Geometric structures represent an important tool to properly formulate gauge and field theory. A novel approach to non-commutative gauge theories, based on Poisson and symplectic geometry, allows the construction of natural deformations of standard theories and furnishes new insights for their proper generalization. Besides having a transparent geometric interpretation in terms of symplectic embeddings, this new formalism can be related with the L-infinity-bootstrap approach to field theory.
An important approach to Quantum gravity is represented by string theory. It is known that the low energy regime of closed strings yields back Einstein’s General Relativity, plus corrections. At the same time we know that a relevant symmetry of the strings dynamics is T-duality. Important attempts to use this symmetry in order to obtain a generalised action functional, which would better describe a quantum theory of gravity, have been made in recent times. Our group has contributed to the development of a generalised definition of T-duality, so called Poisson-Lie duality, which engenders all previously studied cases (e.g. abelian and non-abelian ones) by means of mathematical structures borrowed from quantum integrable systems: the so called Drinfel’d double groups, which are in turn related with symmetries in noncommutative geometry.
Present and perspective results
- Construction of the dynamical sector (the deformed field strength and covariant derivatives) for an arbitrary Lie-algebraic type of NCG, in the semiclassical approximation represented by Poisson gauge theory.
- Construction of the matter sector of Poisson gauge theory.
- Construction of explicit examples of Seiberg-Witten maps which relate equivalent Poisson gauge theories. Study their dynamics and how noncommutativity affects the solutions of the deformed equations of motion. Go beyond the semi-classical level towards full noncommutative gauge theories.
- Poisson-Lie T-duality has been explored in a Principal Chiral Model with and without a Wess-Zumino-Witten term with SU(2) as target configuration space. Such construction has been obtained highlighting the Drinfel’d double nature of the phase space. The integrability of the model has been established. The analysis of these models may contribute to a deeper knowledge of string theories on AdS geometries, the study of which would be interesting from the AdS/CFT correspondence perspective.
Quantization
One particular path leading to quantum spaces is given by quantization of Poisson structures. The most general result is given by Kontsevich formula for deformation quantization of any Poisson manifold; this formula has been obtained with quantum field theory methods by Cattaneo and Felder.

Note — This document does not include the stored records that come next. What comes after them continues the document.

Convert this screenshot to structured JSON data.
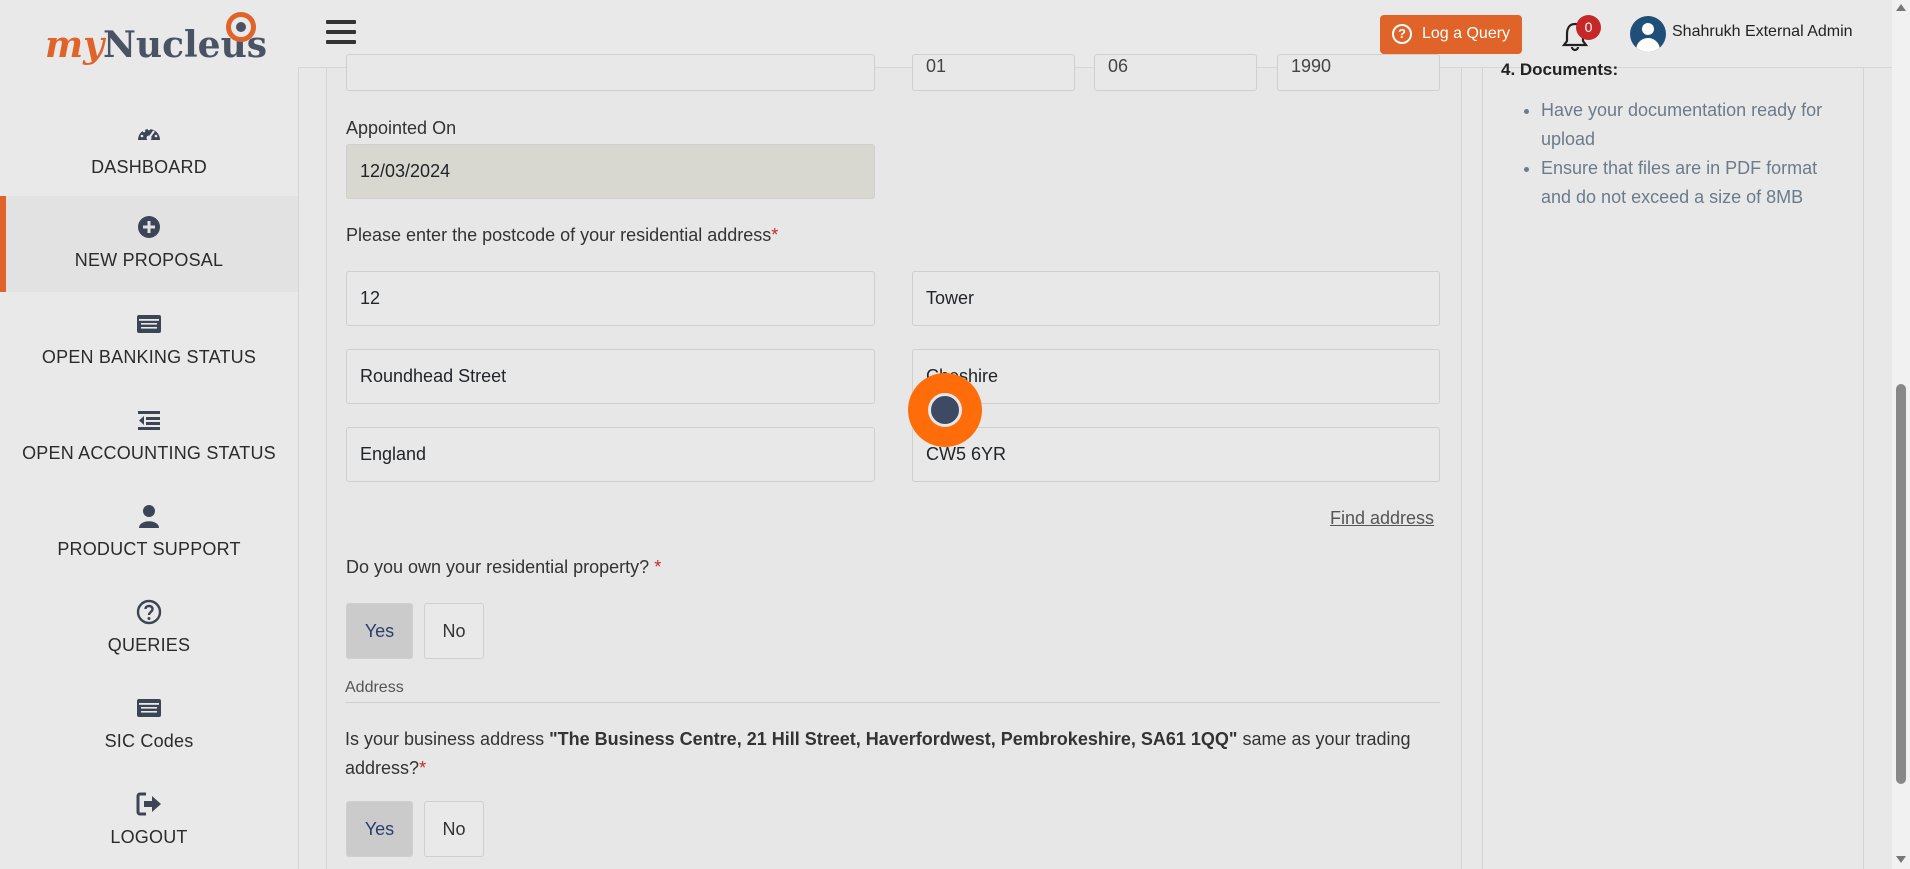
{
  "app": {
    "logo_prefix": "my",
    "logo_name": "Nucleus"
  },
  "sidebar": {
    "items": [
      {
        "label": "DASHBOARD",
        "icon": "dashboard-gauge-icon"
      },
      {
        "label": "NEW PROPOSAL",
        "icon": "plus-circle-icon",
        "active": true
      },
      {
        "label": "OPEN BANKING STATUS",
        "icon": "list-card-icon"
      },
      {
        "label": "OPEN ACCOUNTING STATUS",
        "icon": "indent-list-icon"
      },
      {
        "label": "PRODUCT SUPPORT",
        "icon": "user-icon"
      },
      {
        "label": "QUERIES",
        "icon": "question-circle-icon"
      },
      {
        "label": "SIC Codes",
        "icon": "list-card-icon"
      },
      {
        "label": "LOGOUT",
        "icon": "sign-out-icon"
      }
    ]
  },
  "header": {
    "log_query_label": "Log a Query",
    "notification_count": "0",
    "user_name": "Shahrukh External Admin"
  },
  "form": {
    "top_partial": {
      "dob_day": "01",
      "dob_month": "06",
      "dob_year": "1990"
    },
    "appointed_on_label": "Appointed On",
    "appointed_on_value": "12/03/2024",
    "postcode_question": "Please enter the postcode of your residential address",
    "required_mark": "*",
    "address_fields": {
      "line1": "12",
      "line2": "Tower",
      "street": "Roundhead Street",
      "county": "Cheshire",
      "country": "England",
      "postcode": "CW5 6YR"
    },
    "find_address_label": "Find address",
    "own_property_question": "Do you own your residential property?",
    "own_property_yes": "Yes",
    "own_property_no": "No",
    "own_property_selected": "Yes",
    "address_section_label": "Address",
    "business_address_prefix": "Is your business address ",
    "business_address_value": "\"The Business Centre, 21 Hill Street, Haverfordwest, Pembrokeshire, SA61 1QQ\"",
    "business_address_suffix": " same as your trading",
    "business_address_suffix2": "address?",
    "business_yes": "Yes",
    "business_no": "No",
    "business_selected": "Yes"
  },
  "right_panel": {
    "title": "4. Documents:",
    "items": [
      "Have your documentation ready for upload",
      "Ensure that files are in PDF format and do not exceed a size of 8MB"
    ]
  },
  "colors": {
    "accent": "#e0642a",
    "brand_dark": "#4a5364",
    "badge": "#c62828"
  }
}
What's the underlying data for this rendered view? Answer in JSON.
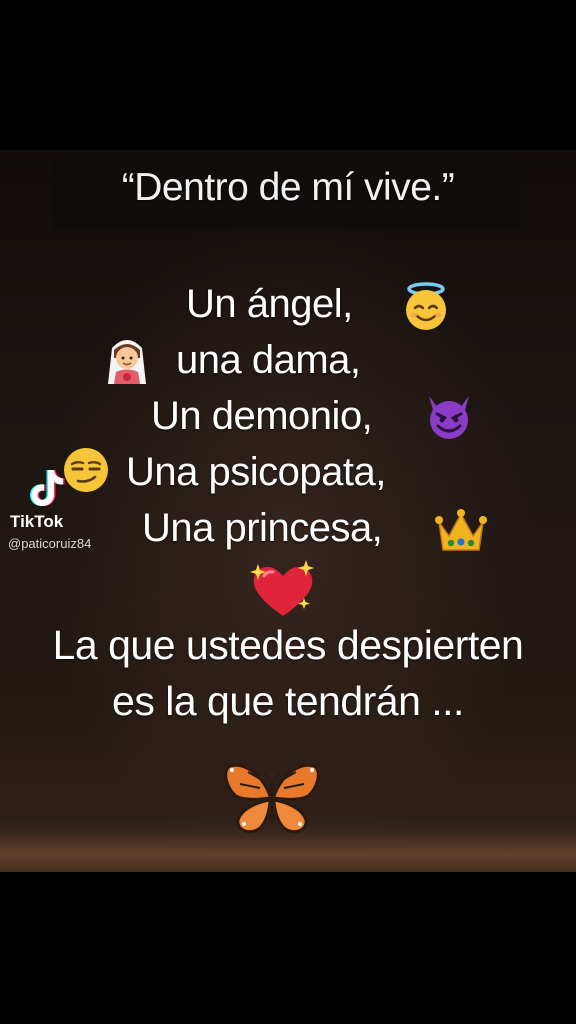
{
  "quote": "“Dentro de mí vive.”",
  "lines": [
    "Un ángel,",
    "una dama,",
    "Un demonio,",
    "Una psicopata,",
    "Una princesa,"
  ],
  "closing": [
    "La que ustedes despierten",
    "es la que tendrán ..."
  ],
  "watermark": {
    "brand": "TikTok",
    "handle": "@paticoruiz84"
  },
  "emojis": {
    "angel": "angel-face-icon",
    "lady": "bride-icon",
    "demon": "devil-face-icon",
    "psycho": "smirk-face-icon",
    "princess": "crown-icon",
    "heart": "sparkling-heart-icon",
    "butterfly": "butterfly-icon"
  }
}
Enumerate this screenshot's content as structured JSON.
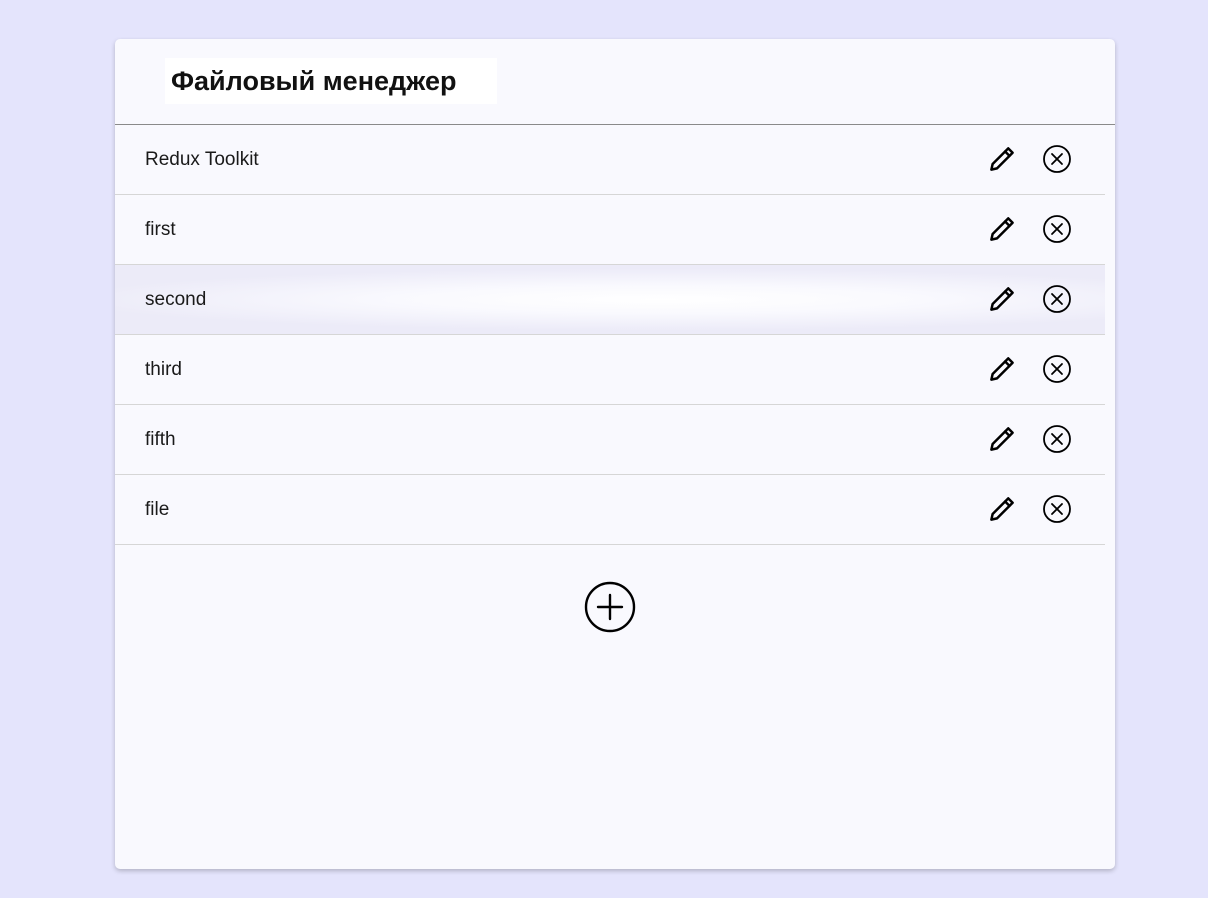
{
  "header": {
    "title": "Файловый менеджер"
  },
  "files": [
    {
      "name": "Redux Toolkit"
    },
    {
      "name": "first"
    },
    {
      "name": "second"
    },
    {
      "name": "third"
    },
    {
      "name": "fifth"
    },
    {
      "name": "file"
    }
  ],
  "icons": {
    "edit": "pencil-icon",
    "delete": "close-circle-icon",
    "add": "plus-circle-icon"
  },
  "colors": {
    "page_background": "#e4e4fc",
    "card_background": "#f9f9fe",
    "icon_color": "#000000"
  }
}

Their work promoted the study of Topological Field Theories within the AKSZ (Alexandrov-Kontsevich-Schwartz-Zaboronsky) construction of sigma models. These include many topological field theories, such as BF theory, Chern-Simons theory, topological Yang-Mills models and the Poisson Sigma Model (PSM). The PSM was first introduced in the context of two-dimensional gravity and has been widely investigated in relation with symplectic groupoids, BF theory, branes and deformation quantisation. Our group has introduced an interesting generalization of the PSM, based on Jacobi structures. This is the Jacobi sigma model.
Perspective results: The model can be twisted in order to generate a WZW like term, and made dynamical.